L’image originaire est donc réversible et aveuglante, comme en témoigne cette éclipse de la vision :

« On voit par une lettre d’un proconsul à Théodose, qu’il y avait dans Autun et dans sa banlieue vingt-cinq mille chefs de famille. Mais dès que les Bourguignons, les Goths, les Francs arrivent dans la Gaule, on ne voit plus de grandes villes peuplées. Les cirques, les amphithéâtres construits par les Romains jusqu’au bord du Rhin, sont démolis ou négligés. Si la criminelle et malheureuse reine Brunehaut conserve quelques lieues de ces grands chemins qu’on n’imita jamais, on en est encore étonné. »

L’opposition d’« on voit » et d’« on ne voit plus » est dissymétrique : ce que l’on voit « par une lettre » relève encore du discours ; ce que l’on ne voit plus, les « villes », est de l’ordre du réel. Ce que l’on voit constitue le même type d’objet verbal que dans la première partie du chapitre. Il s’agit d’un texte qui n’est pas considéré dans le déroulement obvie de son contenu, mais comme symptôme d’une réalité décalée par rapport à ce qu’il signifie. « On voit » est encore de l’ordre du voile, tandis qu’« on ne voit plus » marque le moment du dévoilement, du face à face horrifiant avec le réel.

Le réel n’est pas seulement ce qui fait défaut. Le réel est incompréhensible parce qu’il est désarticulé : « les cirques, les amphithéâtres » ne font plus sens dans un monde où ils sont sans usage. Les voies romaines ne subsistent que par morceaux, comme « quelques lieues de ces grands chemins qu’on n’imita jamais ». La barbarie se manifeste d’abord comme un espace lacunaire et ruiné.

L’ironie comme révolte

L’objet verbal a été posé et défait, dévoilant en deçà de lui l’image originaire où se jouent la matrice et l’enjeu de l’histoire voltairienne. Maintenant le dispositif voltairien est complet. Vient alors le moment proprement voltairien de l’accentuation ironique, du dérapage textuel hors de la textualité :

« Qui empêchait ces nouveaux venus de bâtir des édifices réguliers sur des modèles romains ? Ils avaient la pierre, le marbre, et de plus beaux bois que nous. Les laines fines couvraient les troupeaux anglais et espagnols comme aujourd’hui : cependant les beaux draps ne se fabriquaient qu’en Italie.

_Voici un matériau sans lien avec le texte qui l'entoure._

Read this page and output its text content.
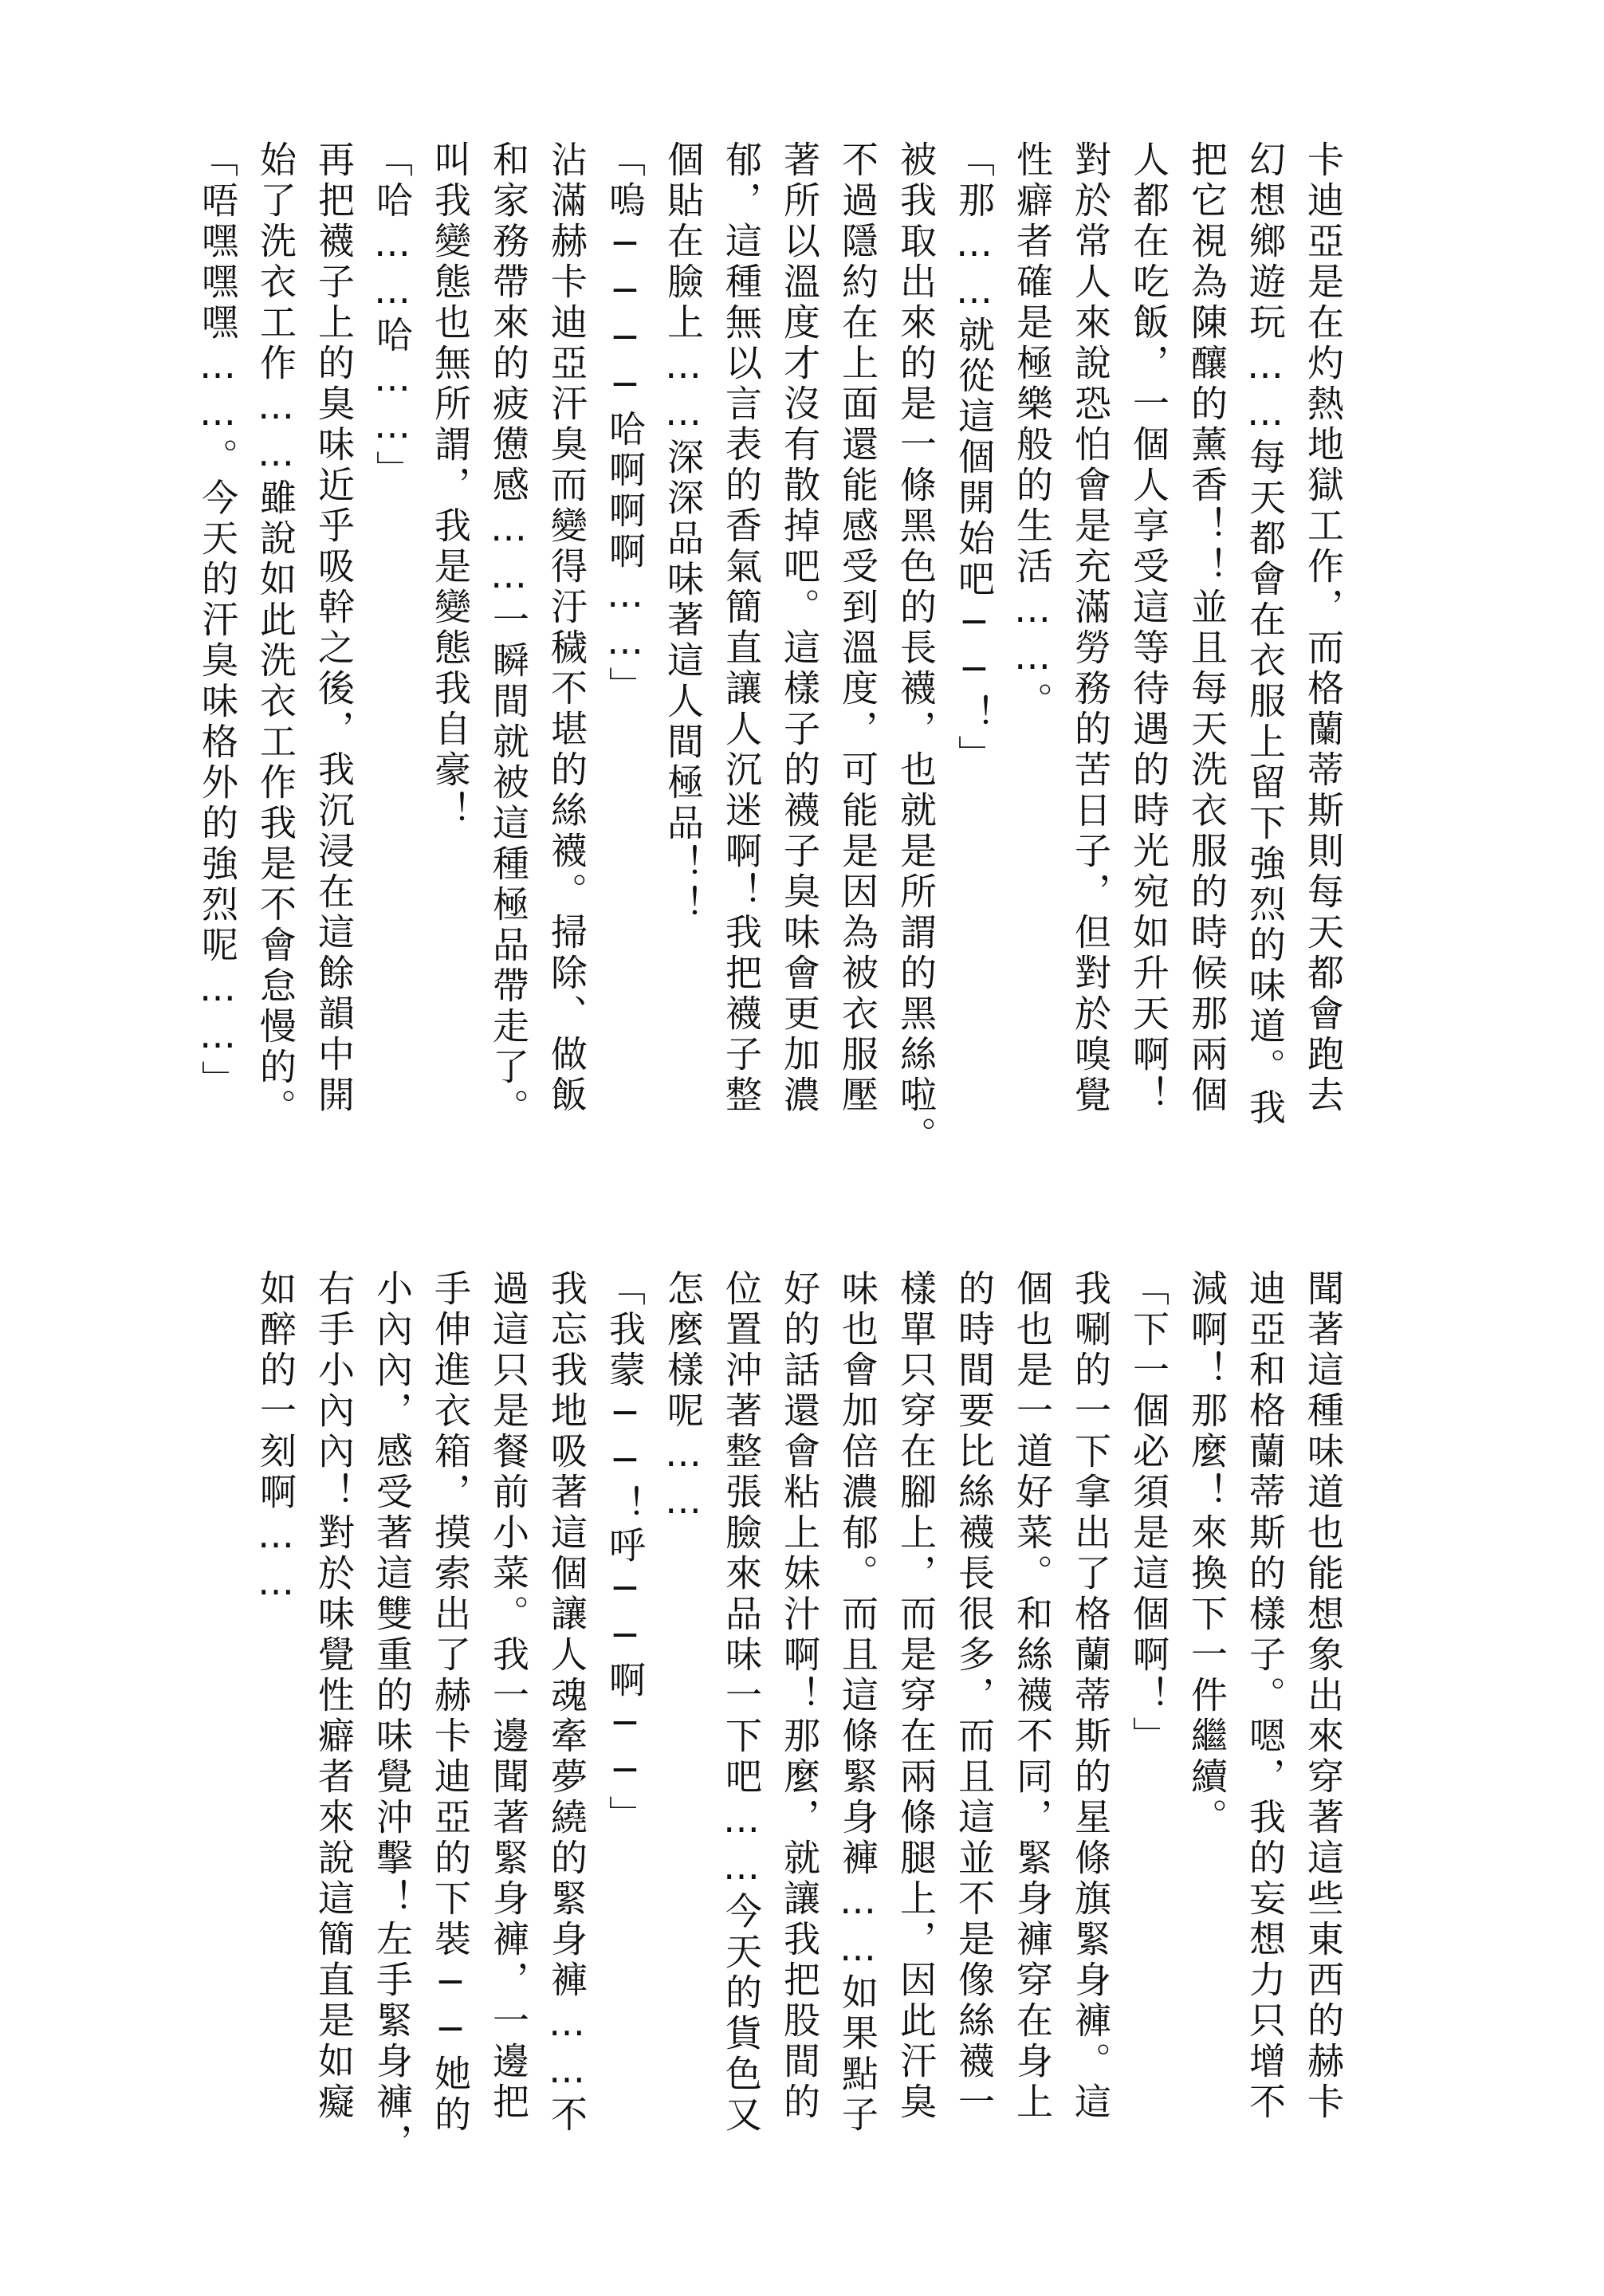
卡迪亞是在灼熱地獄工作，而格蘭蒂斯則每天都會跑去
幻想鄉遊玩……每天都會在衣服上留下強烈的味道。我
把它視為陳釀的薰香！！並且每天洗衣服的時候那兩個
人都在吃飯，一個人享受這等待遇的時光宛如升天啊！
對於常人來說恐怕會是充滿勞務的苦日子，但對於嗅覺
性癖者確是極樂般的生活……。
「那……就從這個開始吧──！」
被我取出來的是一條黑色的長襪，也就是所謂的黑絲啦。
不過隱約在上面還能感受到溫度，可能是因為被衣服壓
著所以溫度才沒有散掉吧。這樣子的襪子臭味會更加濃
郁，這種無以言表的香氣簡直讓人沉迷啊！我把襪子整
個貼在臉上……深深品味著這人間極品！！
「嗚────哈啊啊啊……」
沾滿赫卡迪亞汗臭而變得汙穢不堪的絲襪。掃除、做飯
和家務帶來的疲憊感……一瞬間就被這種極品帶走了。
叫我變態也無所謂，我是變態我自豪！
「哈……哈……」
再把襪子上的臭味近乎吸幹之後，我沉浸在這餘韻中開
始了洗衣工作……雖說如此洗衣工作我是不會怠慢的。
「唔嘿嘿嘿……。今天的汗臭味格外的強烈呢……」
聞著這種味道也能想象出來穿著這些東西的赫卡
迪亞和格蘭蒂斯的樣子。嗯，我的妄想力只增不
減啊！那麼！來換下一件繼續。
「下一個必須是這個啊！」
我唰的一下拿出了格蘭蒂斯的星條旗緊身褲。這
個也是一道好菜。和絲襪不同，緊身褲穿在身上
的時間要比絲襪長很多，而且這並不是像絲襪一
樣單只穿在腳上，而是穿在兩條腿上，因此汗臭
味也會加倍濃郁。而且這條緊身褲……如果點子
好的話還會粘上妹汁啊！那麼，就讓我把股間的
位置沖著整張臉來品味一下吧……今天的貨色又
怎麼樣呢……
「我蒙──！呼──啊──」
我忘我地吸著這個讓人魂牽夢繞的緊身褲……不
過這只是餐前小菜。我一邊聞著緊身褲，一邊把
手伸進衣箱，摸索出了赫卡迪亞的下裝──她的
小內內，感受著這雙重的味覺沖擊！左手緊身褲，
右手小內內！對於味覺性癖者來說這簡直是如癡
如醉的一刻啊……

Pourquoi le reste de l’Europe ne faisait-il venir aucune des denrées de l’Asie ? Pourquoi toutes les commodités qui adoucissent l’amertume de la vie étaient-elles inconnues, sinon parce que les sauvages qui passèrent le Rhin rendirent les autres peuples sauvages ? »

L’interrogation faussement naïve, la juxtaposition brutale du raffinement et de la sauvagerie, l’établissement du sens (du sens même de l’Histoire) dans le non-sens de cette juxtaposition, sont caractéristiques de l’ironie, comprise non comme un procédé rhétorique (signifier le contraire de ce que l’on dit), mais bien, dans la filiation de Platon, comme une mise en question radicale de l’institution symbolique du discours.

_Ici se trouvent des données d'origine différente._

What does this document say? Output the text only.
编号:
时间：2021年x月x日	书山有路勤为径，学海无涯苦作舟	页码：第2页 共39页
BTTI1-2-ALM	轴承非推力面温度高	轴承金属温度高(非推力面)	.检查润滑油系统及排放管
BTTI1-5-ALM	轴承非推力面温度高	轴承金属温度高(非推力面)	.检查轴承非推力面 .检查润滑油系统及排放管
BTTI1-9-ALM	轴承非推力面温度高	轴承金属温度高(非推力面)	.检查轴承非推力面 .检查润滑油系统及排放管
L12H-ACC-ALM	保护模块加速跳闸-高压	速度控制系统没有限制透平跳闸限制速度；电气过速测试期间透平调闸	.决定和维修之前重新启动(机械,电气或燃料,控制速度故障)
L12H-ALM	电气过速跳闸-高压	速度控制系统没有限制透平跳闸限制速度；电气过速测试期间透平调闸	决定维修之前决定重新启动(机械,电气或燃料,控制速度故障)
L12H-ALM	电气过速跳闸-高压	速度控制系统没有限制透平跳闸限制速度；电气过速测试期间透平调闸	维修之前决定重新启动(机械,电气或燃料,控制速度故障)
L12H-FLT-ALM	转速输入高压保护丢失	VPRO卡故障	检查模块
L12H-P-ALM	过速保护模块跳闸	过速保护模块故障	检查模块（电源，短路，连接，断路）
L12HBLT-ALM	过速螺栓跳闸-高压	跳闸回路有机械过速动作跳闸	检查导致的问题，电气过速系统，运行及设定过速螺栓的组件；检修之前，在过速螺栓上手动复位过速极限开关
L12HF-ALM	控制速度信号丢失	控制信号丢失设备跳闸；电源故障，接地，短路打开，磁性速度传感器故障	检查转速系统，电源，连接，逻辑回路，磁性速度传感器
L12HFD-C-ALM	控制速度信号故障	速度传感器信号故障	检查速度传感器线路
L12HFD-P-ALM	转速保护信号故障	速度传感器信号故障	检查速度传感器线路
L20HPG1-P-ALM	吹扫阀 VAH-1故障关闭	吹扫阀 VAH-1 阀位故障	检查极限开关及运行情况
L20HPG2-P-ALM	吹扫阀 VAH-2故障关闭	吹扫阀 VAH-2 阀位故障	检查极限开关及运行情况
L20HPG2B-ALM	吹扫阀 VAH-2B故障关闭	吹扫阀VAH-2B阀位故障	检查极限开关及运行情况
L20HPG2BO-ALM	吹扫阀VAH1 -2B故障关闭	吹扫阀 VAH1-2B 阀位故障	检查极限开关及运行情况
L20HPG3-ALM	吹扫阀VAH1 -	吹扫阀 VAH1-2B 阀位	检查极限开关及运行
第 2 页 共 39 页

L’indignation voltairienne, l’impuissance indignée face au spectacle de la barbarie, se manifestent par une sorte de décollage verbal : au gré des interrogations, le rythme s’accélère, et surtout l’énumération des matériaux, qui oriente le regard vers le bas, contraste avec l’envolée des questions, qui rétablit dans la virtualité interrogative le mouvement, la circulation, l’articulation de l’espace, qui sont le signe de la culture. D’un côté, la pierre, le marbre, les bois prolongent l’évocation des pièces et des morceaux de l’image originaire ; de l’autre, les édifices, le commerce, le luxe rétablissent dans le mouvement révolté du questionnement le monde de la culture là où précisément il fait le plus défaut.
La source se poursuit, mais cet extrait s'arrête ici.